If Thursday evening’s Trump-Biden debate wasn’t wild enough, enter Robert F. Kennedy Jr. to add himself into the mix.
The independent presidential candidate, while not on the debate stage Thursday in Atlanta alongside Joe Biden and Donald Trump, nevertheless answered the same questions during a livestream on X, which he dubbed “The Real Debate.”
Adding himself to a split screen of the actual CNN debate, Kennedy stood on a Los Angeles stage with Fox Business host John Stossel moderating. He began by reiterating his claim that CNN colluded with each major party’s presumptive nominee to prevent him from participating in the debate, and from there attacked both men regarding their handling of the economy.
ADVERTISEMENT
“[Trump] did have a strong economy, but anybody can have a strong economy by borrowing $8 trillion, because you’re forcing our children to pay for our present-day prosperity with this enormous debt, which ultimately is paid for by the poor, by people of fixed incomes,” Kennedy said.
“These two presidents shut down every business in our country—3.3 million businesses—with no due process, no just compensation,” he argued, referring to COVID-era mandates.
“We have a $34 trillion debt now. The interest alone on that debt is costing us more than our military budget. This is existential. This is one of the problems neither of these two will talk about. This is the reason that they need me on stage, because I would confront them with what they did,” Kennedy continued.

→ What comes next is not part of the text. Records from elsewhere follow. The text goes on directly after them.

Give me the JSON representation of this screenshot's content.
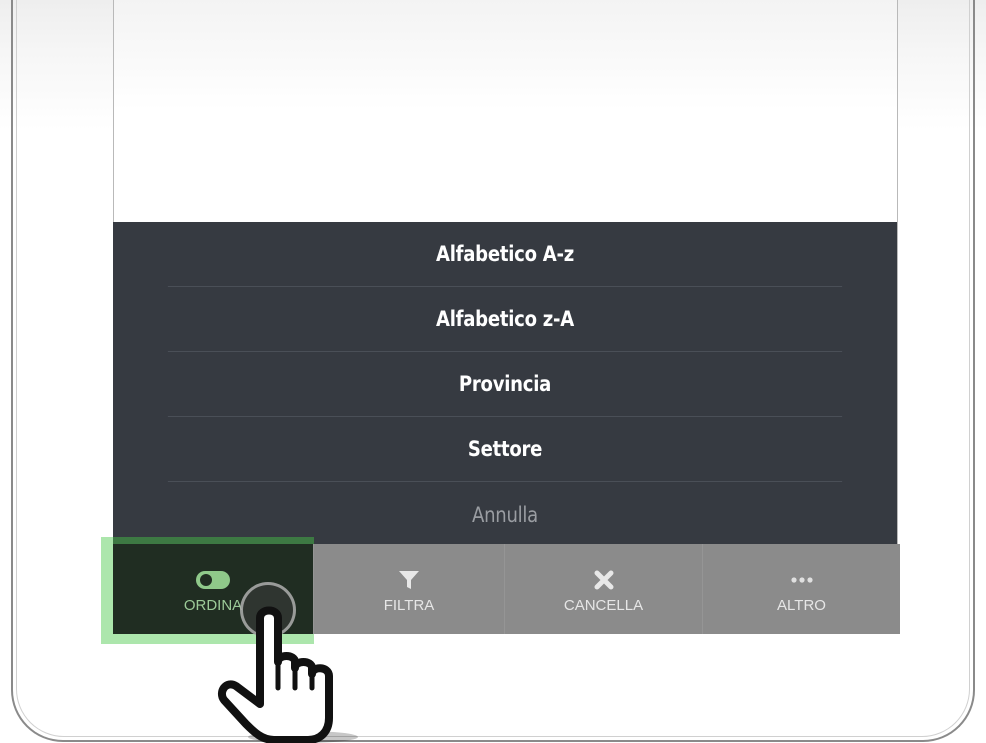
{
  "action_sheet": {
    "items": [
      {
        "label": "Alfabetico A-z"
      },
      {
        "label": "Alfabetico z-A"
      },
      {
        "label": "Provincia"
      },
      {
        "label": "Settore"
      }
    ],
    "cancel_label": "Annulla"
  },
  "tabbar": {
    "tabs": [
      {
        "label": "ORDINA",
        "icon": "toggle-icon",
        "active": true
      },
      {
        "label": "FILTRA",
        "icon": "filter-icon"
      },
      {
        "label": "CANCELLA",
        "icon": "close-icon"
      },
      {
        "label": "ALTRO",
        "icon": "more-dots-icon"
      }
    ]
  },
  "colors": {
    "sheet_bg": "#363a41",
    "tabbar_bg": "#8b8b8b",
    "active_tab_bg": "#202d22",
    "highlight": "#46c846"
  }
}
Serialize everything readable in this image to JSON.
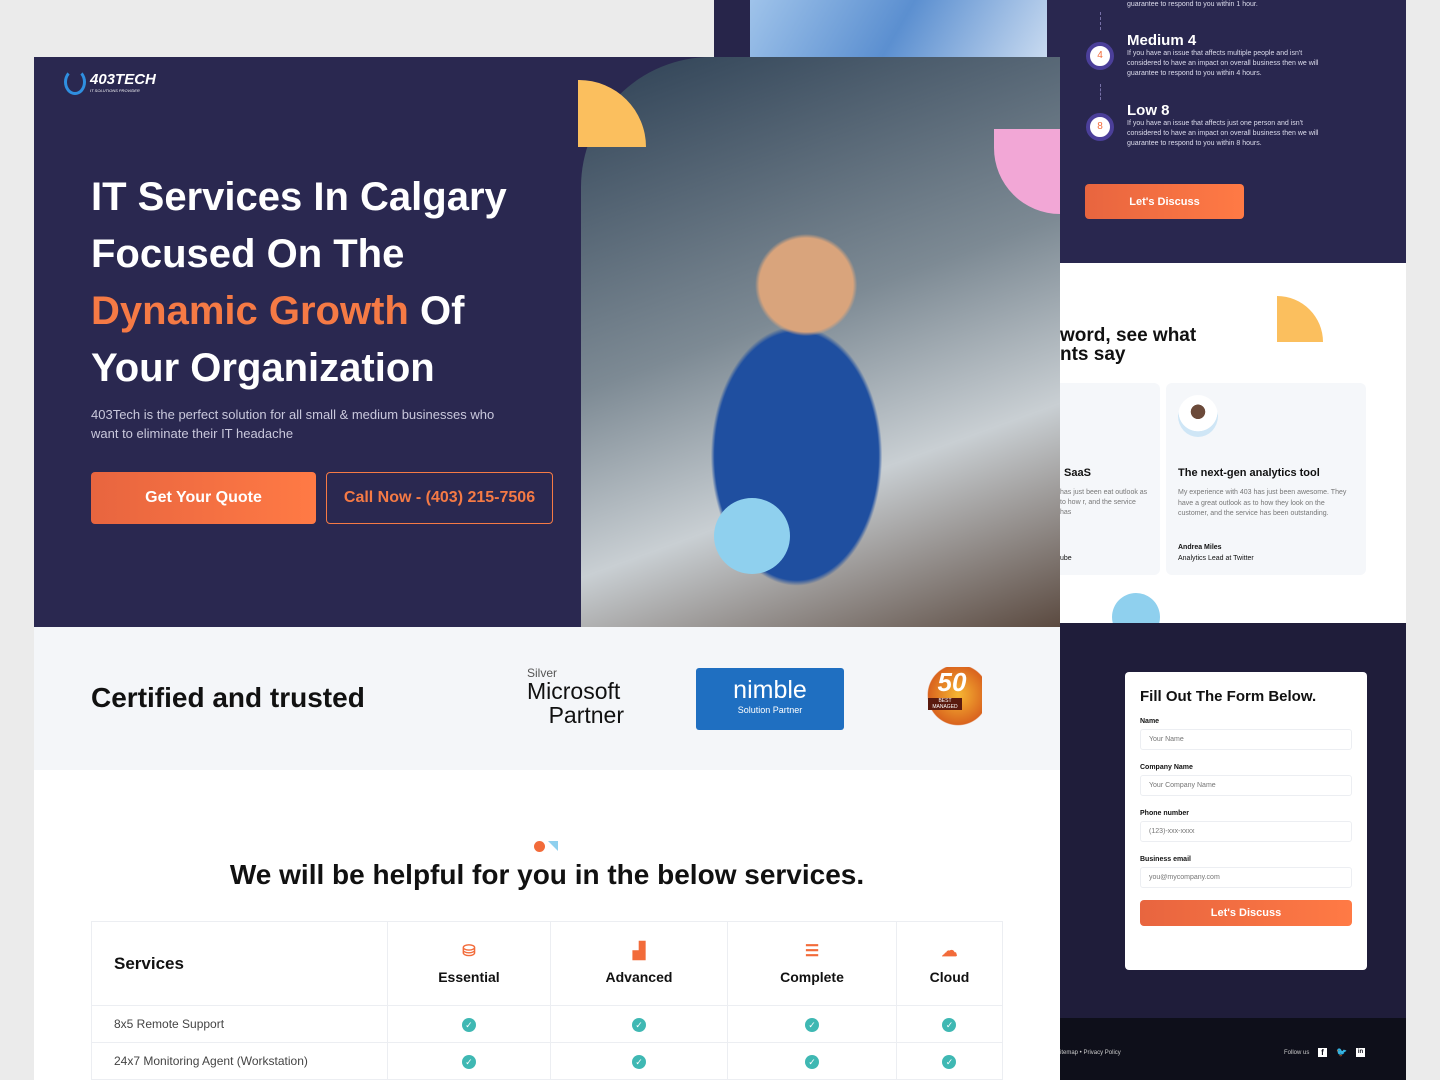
{
  "priority": {
    "partial_text": "guarantee to respond to you within 1 hour.",
    "levels": [
      {
        "title": "Medium 4",
        "number": "4",
        "text": "If you have an issue that affects multiple people and isn't considered to have an impact on overall business then we will guarantee to respond to you within 4 hours."
      },
      {
        "title": "Low 8",
        "number": "8",
        "text": "If you have an issue that affects just one person and isn't considered to have an impact on overall business then we will guarantee to respond to you within 8 hours."
      }
    ],
    "cta": "Let's Discuss"
  },
  "testimonials": {
    "heading_line1": "word, see what",
    "heading_line2": "nts say",
    "left_card": {
      "title": "SaaS",
      "text": "has just been eat outlook as to how r, and the service has",
      "role": "ube"
    },
    "card": {
      "title": "The next-gen analytics tool",
      "text": "My experience with 403 has just been awesome. They have a great outlook as to how they look on the customer, and the service has been outstanding.",
      "name": "Andrea Miles",
      "role": "Analytics Lead at Twitter"
    }
  },
  "form": {
    "title": "Fill Out The Form Below.",
    "fields": [
      {
        "label": "Name",
        "placeholder": "Your Name"
      },
      {
        "label": "Company Name",
        "placeholder": "Your Company Name"
      },
      {
        "label": "Phone number",
        "placeholder": "(123)-xxx-xxxx"
      },
      {
        "label": "Business email",
        "placeholder": "you@mycompany.com"
      }
    ],
    "submit": "Let's Discuss"
  },
  "footer": {
    "links": "itemap • Privacy Policy",
    "follow": "Follow us",
    "social": [
      "facebook-icon",
      "twitter-icon",
      "linkedin-icon"
    ]
  },
  "logo": {
    "name": "403TECH",
    "tagline": "IT SOLUTIONS PROVIDER"
  },
  "hero": {
    "line1": "IT Services In Calgary",
    "line2": "Focused On The",
    "accent": "Dynamic Growth",
    "line3_rest": " Of",
    "line4": "Your Organization",
    "subtitle": "403Tech is the perfect solution for all small & medium businesses who want to eliminate their IT headache",
    "primary_cta": "Get Your Quote",
    "secondary_cta": "Call Now - (403) 215-7506"
  },
  "certified": {
    "title": "Certified and trusted",
    "microsoft": {
      "tier": "Silver",
      "line1": "Microsoft",
      "line2": "Partner"
    },
    "nimble": {
      "name": "nimble",
      "sub": "Solution Partner"
    },
    "best_managed": {
      "number": "50",
      "label": "BEST MANAGED"
    }
  },
  "services": {
    "heading": "We will be helpful for you in the below services.",
    "header": "Services",
    "plans": [
      {
        "name": "Essential",
        "icon": "database-icon"
      },
      {
        "name": "Advanced",
        "icon": "building-icon"
      },
      {
        "name": "Complete",
        "icon": "server-icon"
      },
      {
        "name": "Cloud",
        "icon": "cloud-icon"
      }
    ],
    "rows": [
      "8x5 Remote Support",
      "24x7 Monitoring Agent (Workstation)"
    ]
  },
  "colors": {
    "navy": "#2a2850",
    "accent": "#f57a45",
    "check": "#3fb8b3"
  }
}
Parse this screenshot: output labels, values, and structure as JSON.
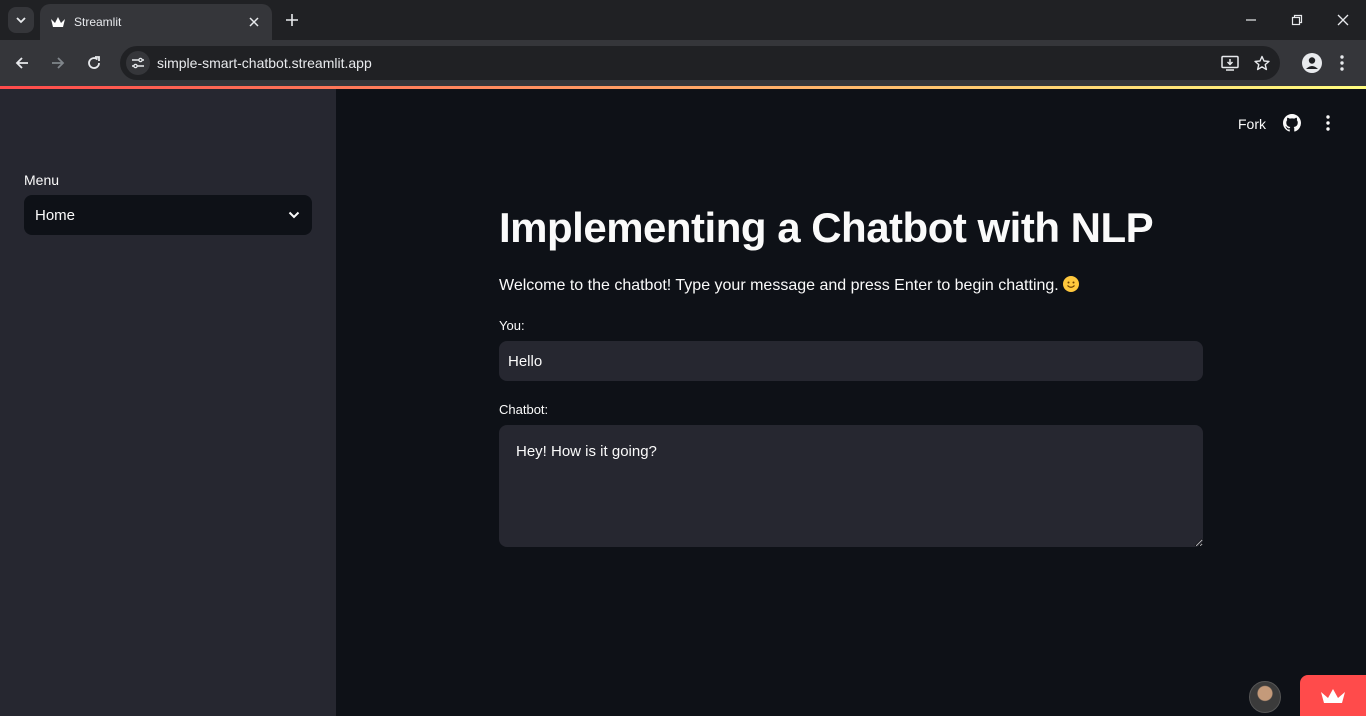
{
  "browser": {
    "tab_title": "Streamlit",
    "url": "simple-smart-chatbot.streamlit.app",
    "icons": {
      "tab_search": "chevron-down-icon",
      "favicon": "streamlit-crown-icon",
      "tab_close": "close-icon",
      "new_tab": "plus-icon",
      "back": "arrow-left-icon",
      "forward": "arrow-right-icon",
      "reload": "reload-icon",
      "site_info": "tune-icon",
      "install": "install-app-icon",
      "bookmark": "star-icon",
      "profile": "person-icon",
      "menu": "more-vertical-icon",
      "minimize": "minimize-icon",
      "restore": "restore-icon",
      "close_window": "close-icon"
    }
  },
  "sidebar": {
    "menu_label": "Menu",
    "select_value": "Home"
  },
  "header": {
    "fork_label": "Fork"
  },
  "main": {
    "title": "Implementing a Chatbot with NLP",
    "welcome": "Welcome to the chatbot! Type your message and press Enter to begin chatting.",
    "you_label": "You:",
    "you_value": "Hello",
    "chatbot_label": "Chatbot:",
    "chatbot_value": "Hey! How is it going?"
  },
  "colors": {
    "app_bg": "#0e1117",
    "sidebar_bg": "#262730",
    "input_bg": "#262730",
    "accent": "#ff4b4b",
    "text": "#fafafa"
  }
}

“They were the ones who ran up half of this deficit … and that’s what’s causing inflation. We’ll never deal with the inflation if we don’t deal with the money printing problem, and neither of them are going to do it.”
On the topic of abortion, Kennedy said it should be “limited” in “late term.”
“That’s what was permitted under Roe v. Wade. That’s what every European country has—the same law, and that law makes sense,” he said. “If that baby is fully viable outside of the womb, the state has an absolute interest in protecting it.”
Kennedy then took a harsher view of Biden than Trump when it came to how each has addressed migrant crossings at the southern border.
“I think President Trump is right that there’s a lot of bad people coming across. I think that’s undisputed and we’re seeing a rise in crime that is associated with the immigrants, but more importantly, there’s just a sheer number of them,” he said, without providing evidence.
“I think a lot of the Democrats allowed this to happen out of a humanitarian impulse, out of the impulse of compassion. But when you're actually down there and talking to people, it’s not a compassionate solution."
A second presidential debate has been scheduled for September on ABC, though Kennedy’s participation hasn’t yet been determined.